# Maven : Resourcen NICHT mit einbinden beim Builden



## reibi (13. Jan 2010)

Hallo

Kann ich dem Maven sagen, dass er resourcen NICHt mit ins jar-File builden soll? Bei konfigurationsfiles, wo zB ne DB-Verbindung geändert werden muss, wäre das nämlich zB nich möglich.

Danke und Gruss


----------



## maki (13. Jan 2010)

Klar.. zB. mit dem Resources Plugin in einfachen fällen: Maven Resources plugin - Including and excluding files and directories



> Bei konfigurationsfiles, wo zB ne DB-Verbindung geändert werden muss, wäre das nämlich zB nich möglich.


Wie  meinst du das?


----------



## reibi (14. Jan 2010)

maki hat gesagt.:


> Wie  meinst du das?



Also ich meine das so, dass dieses file gar nicht im gebuildeten Jar auftaucht. In Deiner Beschreibung --> Letzter Punkt(exclude) wär schon richtig.

Aber gibts ne Möglichkeit, das ganze in einer Projekt-pom zu hinterlegen oder in der settings.xml ?



Gruss


----------



## maki (14. Jan 2010)

Du kannst die Plugin Konfig hinerlegen wo du willst, aber mach es besser da wo es hingehört 

Wenn du Dateien im Jar excluden möchtest, reicht für einfache Fälle das Jar Plguin zu konfigurieren, für schwierigere neimmt man das Assembly Plugin.



> Also ich meine das so, dass dieses file gar nicht im gebuildeten Jar auftaucht.


Doofe Frage: Warum ist die Datei dann in den Ressourcen?


----------



## reibi (14. Jan 2010)

Hi Maki

Erstmal danke für die guten Erklärungen ;-) ... is wie immer

Also PluginKonfiguration is erstmal noch zu High- level, bin noch am lernen und ausprobieren.

Also ich hab gelesen, dass Resourcen alles mögliche sein können. z.B Bilder, conf, properties aber auch jars.
Möchte mich mal auf 2 beschränken.
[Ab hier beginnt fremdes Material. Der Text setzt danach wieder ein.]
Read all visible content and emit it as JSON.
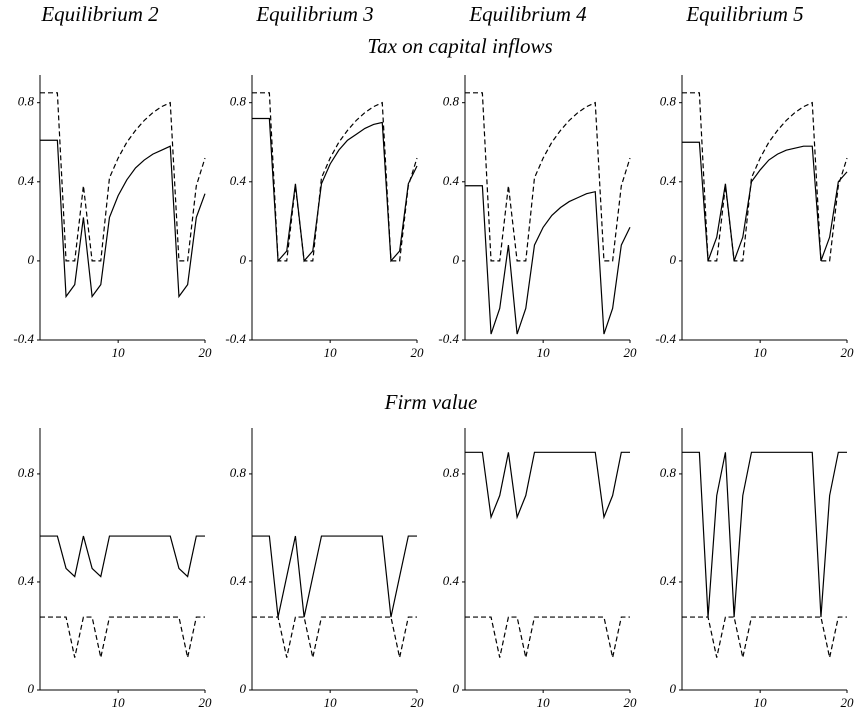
{
  "column_titles": [
    "Equilibrium 2",
    "Equilibrium 3",
    "Equilibrium 4",
    "Equilibrium 5"
  ],
  "row_titles": [
    "Tax on capital inflows",
    "Firm value"
  ],
  "chart_data": [
    {
      "type": "line",
      "x": [
        1,
        2,
        3,
        4,
        5,
        6,
        7,
        8,
        9,
        10,
        11,
        12,
        13,
        14,
        15,
        16,
        17,
        18,
        19,
        20
      ],
      "xlim": [
        1,
        20
      ],
      "xticks": [
        10,
        20
      ],
      "ylim": [
        -0.4,
        0.94
      ],
      "yticks": [
        -0.4,
        0,
        0.4,
        0.8
      ],
      "series": [
        {
          "style": "solid",
          "color": "#000000",
          "values": [
            0.61,
            0.61,
            0.61,
            -0.18,
            -0.12,
            0.22,
            -0.18,
            -0.12,
            0.22,
            0.33,
            0.41,
            0.47,
            0.51,
            0.54,
            0.56,
            0.58,
            -0.18,
            -0.12,
            0.22,
            0.34
          ]
        },
        {
          "style": "dashed",
          "color": "#000000",
          "values": [
            0.85,
            0.85,
            0.85,
            0,
            0,
            0.38,
            0,
            0,
            0.42,
            0.52,
            0.6,
            0.66,
            0.71,
            0.75,
            0.78,
            0.8,
            0,
            0,
            0.38,
            0.52
          ]
        }
      ]
    },
    {
      "type": "line",
      "x": [
        1,
        2,
        3,
        4,
        5,
        6,
        7,
        8,
        9,
        10,
        11,
        12,
        13,
        14,
        15,
        16,
        17,
        18,
        19,
        20
      ],
      "xlim": [
        1,
        20
      ],
      "xticks": [
        10,
        20
      ],
      "ylim": [
        -0.4,
        0.94
      ],
      "yticks": [
        -0.4,
        0,
        0.4,
        0.8
      ],
      "series": [
        {
          "style": "solid",
          "color": "#000000",
          "values": [
            0.72,
            0.72,
            0.72,
            0,
            0.05,
            0.39,
            0,
            0.05,
            0.39,
            0.49,
            0.56,
            0.61,
            0.64,
            0.67,
            0.69,
            0.7,
            0,
            0.05,
            0.39,
            0.48
          ]
        },
        {
          "style": "dashed",
          "color": "#000000",
          "values": [
            0.85,
            0.85,
            0.85,
            0,
            0,
            0.38,
            0,
            0,
            0.42,
            0.52,
            0.6,
            0.66,
            0.71,
            0.75,
            0.78,
            0.8,
            0,
            0,
            0.38,
            0.52
          ]
        }
      ]
    },
    {
      "type": "line",
      "x": [
        1,
        2,
        3,
        4,
        5,
        6,
        7,
        8,
        9,
        10,
        11,
        12,
        13,
        14,
        15,
        16,
        17,
        18,
        19,
        20
      ],
      "xlim": [
        1,
        20
      ],
      "xticks": [
        10,
        20
      ],
      "ylim": [
        -0.4,
        0.94
      ],
      "yticks": [
        -0.4,
        0,
        0.4,
        0.8
      ],
      "series": [
        {
          "style": "solid",
          "color": "#000000",
          "values": [
            0.38,
            0.38,
            0.38,
            -0.37,
            -0.24,
            0.08,
            -0.37,
            -0.24,
            0.08,
            0.17,
            0.23,
            0.27,
            0.3,
            0.32,
            0.34,
            0.35,
            -0.37,
            -0.24,
            0.08,
            0.17
          ]
        },
        {
          "style": "dashed",
          "color": "#000000",
          "values": [
            0.85,
            0.85,
            0.85,
            0,
            0,
            0.38,
            0,
            0,
            0.42,
            0.52,
            0.6,
            0.66,
            0.71,
            0.75,
            0.78,
            0.8,
            0,
            0,
            0.38,
            0.52
          ]
        }
      ]
    },
    {
      "type": "line",
      "x": [
        1,
        2,
        3,
        4,
        5,
        6,
        7,
        8,
        9,
        10,
        11,
        12,
        13,
        14,
        15,
        16,
        17,
        18,
        19,
        20
      ],
      "xlim": [
        1,
        20
      ],
      "xticks": [
        10,
        20
      ],
      "ylim": [
        -0.4,
        0.94
      ],
      "yticks": [
        -0.4,
        0,
        0.4,
        0.8
      ],
      "series": [
        {
          "style": "solid",
          "color": "#000000",
          "values": [
            0.6,
            0.6,
            0.6,
            0,
            0.12,
            0.39,
            0,
            0.12,
            0.4,
            0.46,
            0.51,
            0.54,
            0.56,
            0.57,
            0.58,
            0.58,
            0,
            0.12,
            0.4,
            0.45
          ]
        },
        {
          "style": "dashed",
          "color": "#000000",
          "values": [
            0.85,
            0.85,
            0.85,
            0,
            0,
            0.38,
            0,
            0,
            0.42,
            0.52,
            0.6,
            0.66,
            0.71,
            0.75,
            0.78,
            0.8,
            0,
            0,
            0.38,
            0.52
          ]
        }
      ]
    },
    {
      "type": "line",
      "x": [
        1,
        2,
        3,
        4,
        5,
        6,
        7,
        8,
        9,
        10,
        11,
        12,
        13,
        14,
        15,
        16,
        17,
        18,
        19,
        20
      ],
      "xlim": [
        1,
        20
      ],
      "xticks": [
        10,
        20
      ],
      "ylim": [
        0,
        0.97
      ],
      "yticks": [
        0,
        0.4,
        0.8
      ],
      "series": [
        {
          "style": "solid",
          "color": "#000000",
          "values": [
            0.57,
            0.57,
            0.57,
            0.45,
            0.42,
            0.57,
            0.45,
            0.42,
            0.57,
            0.57,
            0.57,
            0.57,
            0.57,
            0.57,
            0.57,
            0.57,
            0.45,
            0.42,
            0.57,
            0.57
          ]
        },
        {
          "style": "dashed",
          "color": "#000000",
          "values": [
            0.27,
            0.27,
            0.27,
            0.27,
            0.12,
            0.27,
            0.27,
            0.12,
            0.27,
            0.27,
            0.27,
            0.27,
            0.27,
            0.27,
            0.27,
            0.27,
            0.27,
            0.12,
            0.27,
            0.27
          ]
        }
      ]
    },
    {
      "type": "line",
      "x": [
        1,
        2,
        3,
        4,
        5,
        6,
        7,
        8,
        9,
        10,
        11,
        12,
        13,
        14,
        15,
        16,
        17,
        18,
        19,
        20
      ],
      "xlim": [
        1,
        20
      ],
      "xticks": [
        10,
        20
      ],
      "ylim": [
        0,
        0.97
      ],
      "yticks": [
        0,
        0.4,
        0.8
      ],
      "series": [
        {
          "style": "solid",
          "color": "#000000",
          "values": [
            0.57,
            0.57,
            0.57,
            0.27,
            0.42,
            0.57,
            0.27,
            0.42,
            0.57,
            0.57,
            0.57,
            0.57,
            0.57,
            0.57,
            0.57,
            0.57,
            0.27,
            0.42,
            0.57,
            0.57
          ]
        },
        {
          "style": "dashed",
          "color": "#000000",
          "values": [
            0.27,
            0.27,
            0.27,
            0.27,
            0.12,
            0.27,
            0.27,
            0.12,
            0.27,
            0.27,
            0.27,
            0.27,
            0.27,
            0.27,
            0.27,
            0.27,
            0.27,
            0.12,
            0.27,
            0.27
          ]
        }
      ]
    },
    {
      "type": "line",
      "x": [
        1,
        2,
        3,
        4,
        5,
        6,
        7,
        8,
        9,
        10,
        11,
        12,
        13,
        14,
        15,
        16,
        17,
        18,
        19,
        20
      ],
      "xlim": [
        1,
        20
      ],
      "xticks": [
        10,
        20
      ],
      "ylim": [
        0,
        0.97
      ],
      "yticks": [
        0,
        0.4,
        0.8
      ],
      "series": [
        {
          "style": "solid",
          "color": "#000000",
          "values": [
            0.88,
            0.88,
            0.88,
            0.64,
            0.72,
            0.88,
            0.64,
            0.72,
            0.88,
            0.88,
            0.88,
            0.88,
            0.88,
            0.88,
            0.88,
            0.88,
            0.64,
            0.72,
            0.88,
            0.88
          ]
        },
        {
          "style": "dashed",
          "color": "#000000",
          "values": [
            0.27,
            0.27,
            0.27,
            0.27,
            0.12,
            0.27,
            0.27,
            0.12,
            0.27,
            0.27,
            0.27,
            0.27,
            0.27,
            0.27,
            0.27,
            0.27,
            0.27,
            0.12,
            0.27,
            0.27
          ]
        }
      ]
    },
    {
      "type": "line",
      "x": [
        1,
        2,
        3,
        4,
        5,
        6,
        7,
        8,
        9,
        10,
        11,
        12,
        13,
        14,
        15,
        16,
        17,
        18,
        19,
        20
      ],
      "xlim": [
        1,
        20
      ],
      "xticks": [
        10,
        20
      ],
      "ylim": [
        0,
        0.97
      ],
      "yticks": [
        0,
        0.4,
        0.8
      ],
      "series": [
        {
          "style": "solid",
          "color": "#000000",
          "values": [
            0.88,
            0.88,
            0.88,
            0.27,
            0.72,
            0.88,
            0.27,
            0.72,
            0.88,
            0.88,
            0.88,
            0.88,
            0.88,
            0.88,
            0.88,
            0.88,
            0.27,
            0.72,
            0.88,
            0.88
          ]
        },
        {
          "style": "dashed",
          "color": "#000000",
          "values": [
            0.27,
            0.27,
            0.27,
            0.27,
            0.12,
            0.27,
            0.27,
            0.12,
            0.27,
            0.27,
            0.27,
            0.27,
            0.27,
            0.27,
            0.27,
            0.27,
            0.27,
            0.12,
            0.27,
            0.27
          ]
        }
      ]
    }
  ]
}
Conf/properties und jars. Configurationen möchte ich IMMER anpassen können, haben somit bei mir nichts im gebuildeten jar zu suchen. Und jar-Files sollten ja eh im Repositpry des Repository-Managers rumliegen und damm über M2_REPO ins eclipse eingebunden werden(über eclipse:eclipse plugin); somit entfällt das zusätzliche ablegen von jars im resourcen-verzeichnis. Soweit mein Verständnis.

weeste wie?

Also ich würde gerne(für mein Beispiel) global für alle zukünftigen Projekte die Resourcen nicht mit ins jar builden. Kann man das irgenwie in der settings.xml oder ähnlichem hinterlegen?


----------



## maki (14. Jan 2010)

Exclude Konfig für das jar plugin:
Maven Jar plugin - Usage



> Configurationen möchte ich IMMER anpassen können, haben somit bei mir nichts im gebuildeten jar zu suchen.


IMHO machst du da etwas aber falsch 

Normalerweise baut man genau für eine Umgebung, da muss dann alles im Jar sein 
Steuern lässt sich das alles über Profile.


----------



## reibi (14. Jan 2010)

OK, und nicht nur eigentlich hast Du ja recht. Das sollte vielleicht pro Projekt bestimmt werden. Dann anders ausgedrückt: Kann ich das irgendwie in meinem projekt-pom hinterlegen?

Grüssli


----------



## maki (14. Jan 2010)

> Dann anders ausgedrückt: Kann ich das irgendwie in meinem projekt-pom hinterlegen?


Ja, mit Profilen


----------



## reibi (14. Jan 2010)

OK,

ich weiss das es profile geben kann im pom. Blos wie exclude ich damit resources?
Hättest Du n miniBeispiel?


----------



## maki (14. Jan 2010)

In den Profilen kannst du zB. auch Build Plugins konfigurieren.

Beispiele über Profile gibt es doch genug im Netz, wenn ich dir jetzt eines gebe wird das wohl nicht das richtige für dich sein, abgesehen davon solltest du die Profile beherrschen wenn du sie einsetzen möchtest, gehört halt zu den Grundlagen


----------



## reibi (14. Jan 2010)

Hallo Maki : klar, weiss wie profiles gehen. Wäre aber zu blöd die excludes dort einzufügen. 

Hab aber ne andere Variante gefunden Config-dateien nicht zu includieren. Also gar nich erst in den Maven src-Verzeichnis hosten. Und alles was in den resourcen liegt kommt auch standardmässig rein. Dann brauchs auch keine ausnahmeregelung.

Danke für die Hilfe, hätte noch viel mehr fragen ... wurstel mich aber selbst erstmal weiter und stell neue Themen auf.

Danke und Gruss  ;-)


----------